Affordable and Social Housing
Affordable housing is social rented, affordable rented and intermediate housing, provided to eligible households whose needs are not met by the market. Eligibility is determined with regard to local incomes and local house prices.
Affordable housing should include provisions to remain at an affordable price for future eligible households or for the subsidy to be recycled for alternative affordable housing provision.
Social rented housing is owned by local authorities and private registered providers for which guideline target rents are determined through the national rent regime. It may also be owned by other persons and provided under equivalent rental arrangements to the above, as agreed with the local authority or with the Homes and Communities Agency.
Affordable rented housing is let by local authorities or private registered providers of social housing to households who are eligible for social rented housing. Affordable Rent is subject to rent controls that require a rent of no more than 80 per cent of the local market rent (including service charges, where applicable).

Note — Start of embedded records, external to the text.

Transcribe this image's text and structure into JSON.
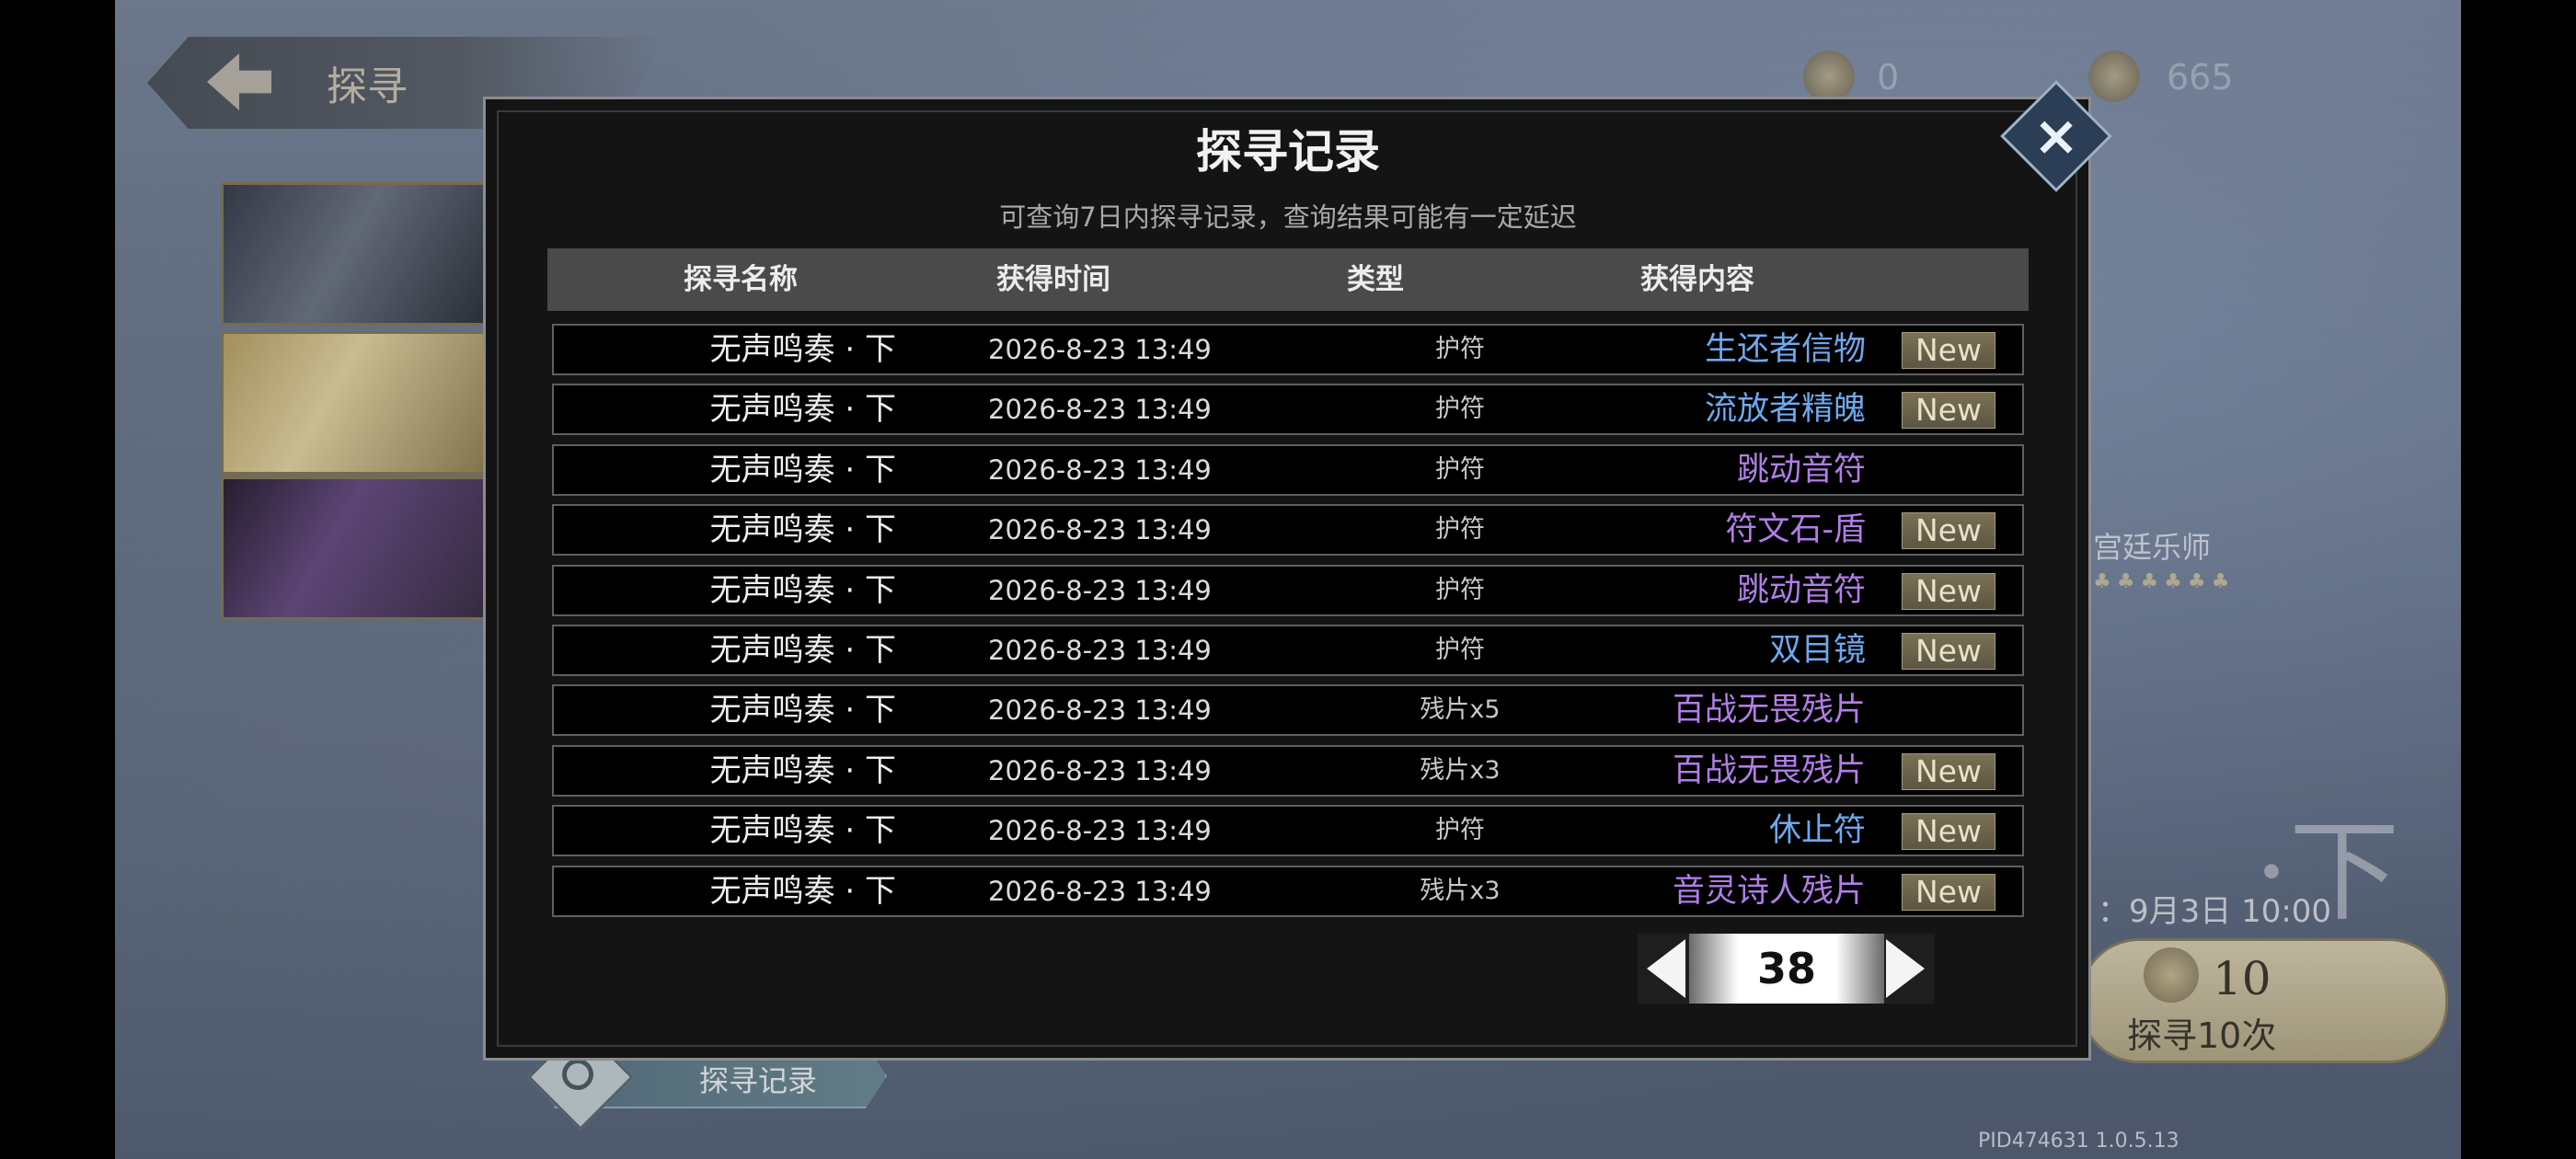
{
  "background": {
    "back_title": "探寻",
    "currency_left": "0",
    "currency_right": "665",
    "right_label": "宫廷乐师",
    "right_big_char": "·下",
    "date_text": "：9月3日 10:00",
    "pull10": {
      "count": "10",
      "label": "探寻10次"
    },
    "version": "PID474631  1.0.5.13",
    "record_button_label": "探寻记录"
  },
  "modal": {
    "title": "探寻记录",
    "subtitle": "可查询7日内探寻记录，查询结果可能有一定延迟",
    "headers": [
      "探寻名称",
      "获得时间",
      "类型",
      "获得内容"
    ],
    "new_label": "New",
    "rows": [
      {
        "name": "无声鸣奏 · 下",
        "time": "2026-8-23 13:49",
        "type": "护符",
        "content": "生还者信物",
        "color": "blue",
        "new": true
      },
      {
        "name": "无声鸣奏 · 下",
        "time": "2026-8-23 13:49",
        "type": "护符",
        "content": "流放者精魄",
        "color": "blue",
        "new": true
      },
      {
        "name": "无声鸣奏 · 下",
        "time": "2026-8-23 13:49",
        "type": "护符",
        "content": "跳动音符",
        "color": "purple",
        "new": false
      },
      {
        "name": "无声鸣奏 · 下",
        "time": "2026-8-23 13:49",
        "type": "护符",
        "content": "符文石-盾",
        "color": "purple",
        "new": true
      },
      {
        "name": "无声鸣奏 · 下",
        "time": "2026-8-23 13:49",
        "type": "护符",
        "content": "跳动音符",
        "color": "purple",
        "new": true
      },
      {
        "name": "无声鸣奏 · 下",
        "time": "2026-8-23 13:49",
        "type": "护符",
        "content": "双目镜",
        "color": "blue",
        "new": true
      },
      {
        "name": "无声鸣奏 · 下",
        "time": "2026-8-23 13:49",
        "type": "残片x5",
        "content": "百战无畏残片",
        "color": "purple",
        "new": false
      },
      {
        "name": "无声鸣奏 · 下",
        "time": "2026-8-23 13:49",
        "type": "残片x3",
        "content": "百战无畏残片",
        "color": "purple",
        "new": true
      },
      {
        "name": "无声鸣奏 · 下",
        "time": "2026-8-23 13:49",
        "type": "护符",
        "content": "休止符",
        "color": "blue",
        "new": true
      },
      {
        "name": "无声鸣奏 · 下",
        "time": "2026-8-23 13:49",
        "type": "残片x3",
        "content": "音灵诗人残片",
        "color": "purple",
        "new": true
      }
    ],
    "pager": {
      "page": "38"
    }
  }
}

Intermediate housing is homes for sale and rent provided at a cost above social rent, but below market levels subject to the criteria in the Affordable Housing definition above. These can include shared equity (shared ownership and equity loans), other low cost homes for sale and intermediate rent, but not affordable rented housing. Homes that do not meet the above definition of affordable housing, such as ‘low cost market’ housing, may not be considered as affordable housing for planning purposes.
Self Build
Projects where someone directly organises the design and construction of their new home. This covers quite a wide range of projects. The most obvious example is a traditional ‘DIY self-build’ home, where the self-builder selects the design they want and then does much of the actual construction work themselves. But self-build also includes projects where the self- builder arranges for architect/contractor to build their home for them; and those projects that are delivered by kit home companies (where the self-builder still has to find the plot, arrange for the slab to be installed and then has to organise the kit home company to build the property for them). Many community-led projects are defined as self builds too – as the members of the community often do all the organising and often quite a bit of the construction work.

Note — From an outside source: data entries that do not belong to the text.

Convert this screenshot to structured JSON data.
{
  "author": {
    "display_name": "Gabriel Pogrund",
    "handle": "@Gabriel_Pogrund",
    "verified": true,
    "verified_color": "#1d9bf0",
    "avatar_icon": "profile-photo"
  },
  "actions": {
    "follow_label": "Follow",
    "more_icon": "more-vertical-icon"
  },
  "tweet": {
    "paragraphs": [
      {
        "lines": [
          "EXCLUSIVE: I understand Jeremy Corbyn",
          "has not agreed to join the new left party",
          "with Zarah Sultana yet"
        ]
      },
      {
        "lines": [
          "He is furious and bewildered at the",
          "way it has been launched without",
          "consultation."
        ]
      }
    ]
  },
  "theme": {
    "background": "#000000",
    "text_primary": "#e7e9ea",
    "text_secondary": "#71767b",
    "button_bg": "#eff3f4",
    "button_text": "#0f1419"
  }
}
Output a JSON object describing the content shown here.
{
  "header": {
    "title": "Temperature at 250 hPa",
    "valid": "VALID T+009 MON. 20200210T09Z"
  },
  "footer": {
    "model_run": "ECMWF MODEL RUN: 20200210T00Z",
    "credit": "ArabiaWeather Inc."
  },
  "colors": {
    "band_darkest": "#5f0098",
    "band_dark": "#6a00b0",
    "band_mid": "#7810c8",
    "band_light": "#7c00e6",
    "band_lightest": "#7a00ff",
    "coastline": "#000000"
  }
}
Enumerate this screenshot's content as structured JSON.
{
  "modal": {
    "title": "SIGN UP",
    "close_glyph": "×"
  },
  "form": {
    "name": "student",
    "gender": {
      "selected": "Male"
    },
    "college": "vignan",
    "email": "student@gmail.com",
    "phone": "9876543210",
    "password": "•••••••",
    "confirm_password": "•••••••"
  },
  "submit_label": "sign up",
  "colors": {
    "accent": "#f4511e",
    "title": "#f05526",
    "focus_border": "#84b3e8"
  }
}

Some people have summarised self-build homes as those where people roll their sleeves up and get their hands dirty by organising or doing the physical work themselves.
Community Land Trusts
A Community Land Trust (CLT) is a not for profit community-based organisation run by volunteers that delivers housing and other community facilities at permanently affordable levels for local people.

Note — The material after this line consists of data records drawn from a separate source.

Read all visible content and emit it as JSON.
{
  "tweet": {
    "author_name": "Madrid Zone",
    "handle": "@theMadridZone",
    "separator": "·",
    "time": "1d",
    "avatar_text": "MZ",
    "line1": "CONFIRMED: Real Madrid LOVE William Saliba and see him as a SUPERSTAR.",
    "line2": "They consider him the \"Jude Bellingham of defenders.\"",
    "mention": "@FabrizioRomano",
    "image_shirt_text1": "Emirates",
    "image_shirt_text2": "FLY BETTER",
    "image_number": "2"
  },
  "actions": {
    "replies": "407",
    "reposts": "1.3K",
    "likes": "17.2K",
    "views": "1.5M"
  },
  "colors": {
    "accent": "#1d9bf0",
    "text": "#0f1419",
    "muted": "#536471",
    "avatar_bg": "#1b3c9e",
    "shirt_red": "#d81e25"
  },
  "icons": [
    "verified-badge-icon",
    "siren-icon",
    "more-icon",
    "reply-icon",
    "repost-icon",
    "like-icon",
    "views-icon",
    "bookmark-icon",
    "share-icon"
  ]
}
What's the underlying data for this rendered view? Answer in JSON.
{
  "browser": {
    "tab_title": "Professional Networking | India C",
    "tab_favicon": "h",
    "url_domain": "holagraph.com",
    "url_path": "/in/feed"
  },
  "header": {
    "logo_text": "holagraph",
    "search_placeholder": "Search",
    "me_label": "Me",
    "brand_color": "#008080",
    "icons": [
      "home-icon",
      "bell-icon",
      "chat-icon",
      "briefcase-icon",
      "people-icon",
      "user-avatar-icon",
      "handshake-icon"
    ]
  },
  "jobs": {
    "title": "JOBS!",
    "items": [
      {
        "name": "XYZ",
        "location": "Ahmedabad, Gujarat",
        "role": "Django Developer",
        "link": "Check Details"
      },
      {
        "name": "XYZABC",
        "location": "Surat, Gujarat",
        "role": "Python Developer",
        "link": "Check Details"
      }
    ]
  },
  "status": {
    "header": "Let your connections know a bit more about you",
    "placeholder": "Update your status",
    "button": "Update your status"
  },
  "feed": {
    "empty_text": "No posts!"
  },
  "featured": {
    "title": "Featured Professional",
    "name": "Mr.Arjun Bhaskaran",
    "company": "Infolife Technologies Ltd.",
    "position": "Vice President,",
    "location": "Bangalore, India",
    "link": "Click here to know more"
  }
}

It does this by holding the land in trust, separating its value from that of the building that stands upon it, and leasing it to home owners on long leases or letting it out at an affordable rent. The CLT is then able to deliver permanently affordable housing by fixing the price the homes should be sold at in the future. Any increase in the value of the land will be locked in by the CLT for the permanent benefit of the community.
CLTs range in size, can be rural or urban and provide a variety of housing tenures as well as other community facilities, including workspaces, energy generation, community food and farming. A CLT is usually constituted as an Industrial and Provident Society or Company Limited by Guarantee, and may or may not have charitable status. Despite these different forms and activities, CLTs tend to have in common the aims of meeting local housing needs providing long-term community benefit.